Online Program

A comparison of maternal and neonatal health outcomes: Women enrolled and not enrolled in an evidence-based nurse home visitation program

Monday, November 4, 2013 : 11:05 a.m. - 11:20 a.m.

Melanie Lutenbacher, PhD, MSN, FAAN, Schools of Nursing and Medicine (General Pediatrics), Vanderbilt University, Nashville, TN
Mary S. Dietrich, PhD, Schools of Nursing and Medicine (Biostatistics, Psychiatry, Vanderbilt Ingram Cancer Center), Vanderbilt University, Nashville, TN
Deborah Narrigan, MSN, CNM, School of Nursing, Vanderbilt University, Nashville, TN
Amy Picklesimer, MD, MSPH, Department of Obstetrics and Gynecology, University of South Carolina School of Medicine - Greenville, Greenville, SC
Background : The Nurse Family Partnership (NFP) program is an evidence based model designed for low income first time mothers widely implemented across the US. We compared two groups of pregnant women: women enrolled in NFP and women eligible but not enrolled to determine if NFP would improve maternal and neonatal health outcomes. Methods: A comparison group design with a matched sampling plan (i.e., age, race, initiation of prenatal care) was used. Sample of 119 women enrolled in NFP and 230 not enrolled who received prenatal care at one regional prenatal clinic in South Carolina. Data was abstracted from medical records and birth certificate worksheets including: socio-demographics, risk factors (e.g., smoking, mental health), obstetrical history, number of prenatal visits, birth outcome, payment type, triage visits and admissions, intrapartum complications, infant gestational age, and birthweight. Results: No differences between groups for prenatal risk factors, infant gestational age or birthweight, or contraception use or attendance at the 6 week postpartum visit emerged. Statistically significant findings included: NFP group began prenatal care earlier, had higher rates of enrollment in WIC and fewer hospital and triage calls than the non-NFP group and more use of epidurals at delivery. Approximately two-thirds of all women had spontaneous vaginal births. Conclusions: This study contributes to evaluation of home visitation program efforts for at risk pregnant women. Similar to prior studies, no differences between groups in infant gestational ages emerged. Differences did emerge that may impact health care utilization and costs, and indirectly improve health outcomes.

Learning Areas:

Conduct evaluation related to programs, research, and other areas of practice
Public health or related nursing
Public health or related research

Learning Objectives:
Describe three possible health outcomes for pregnant women participating in a nurse home visitation program.

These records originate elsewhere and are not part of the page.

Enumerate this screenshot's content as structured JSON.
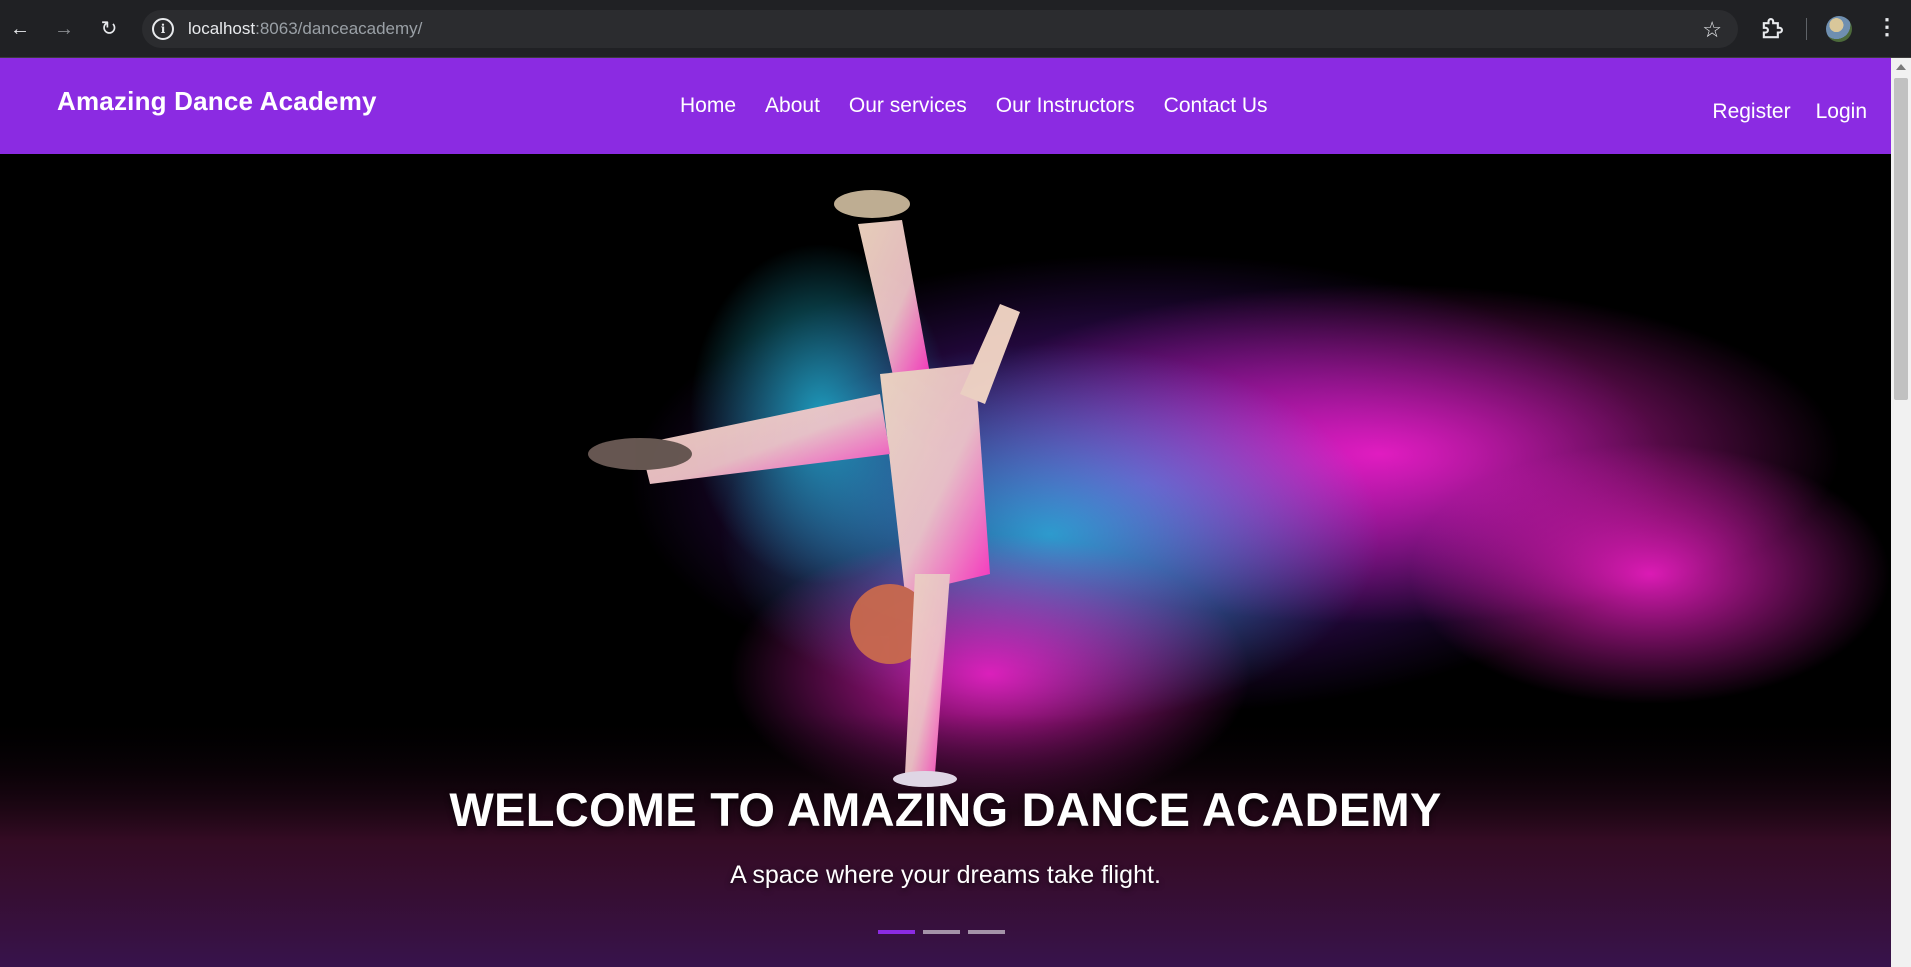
{
  "browser": {
    "back_icon": "arrow-left",
    "forward_icon": "arrow-right",
    "reload_icon": "reload",
    "url_host": "localhost",
    "url_rest": ":8063/danceacademy/",
    "star_icon": "star",
    "extensions_icon": "puzzle",
    "menu_icon": "kebab"
  },
  "header": {
    "brand": "Amazing Dance Academy",
    "nav": {
      "home": "Home",
      "about": "About",
      "services": "Our services",
      "instructors": "Our Instructors",
      "contact": "Contact Us"
    },
    "auth": {
      "register": "Register",
      "login": "Login"
    },
    "background_color": "#8b2be2"
  },
  "hero": {
    "title": "WELCOME TO AMAZING DANCE ACADEMY",
    "subtitle": "A space where your dreams take flight.",
    "slides_total": 3,
    "active_slide": 1,
    "accent_colors": [
      "#ff1fd2",
      "#1ec8e6",
      "#8b2be2"
    ]
  }
}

Keyword(s): Home Visiting, Pregnancy Outcomes

Presenting author's disclosure statement:

Qualified on the content I am responsible for because: I am a doctorally prepared nurse researcher with over 30 years of maternal and child health experience. I have been the principal investigator on multiple funded projects related to delivering care to pregnant women in the home.
Any relevant financial relationships? No

I agree to comply with the American Public Health Association Conflict of Interest and Commercial Support Guidelines, and to disclose to the participants any off-label or experimental uses of a commercial product or service discussed in my presentation.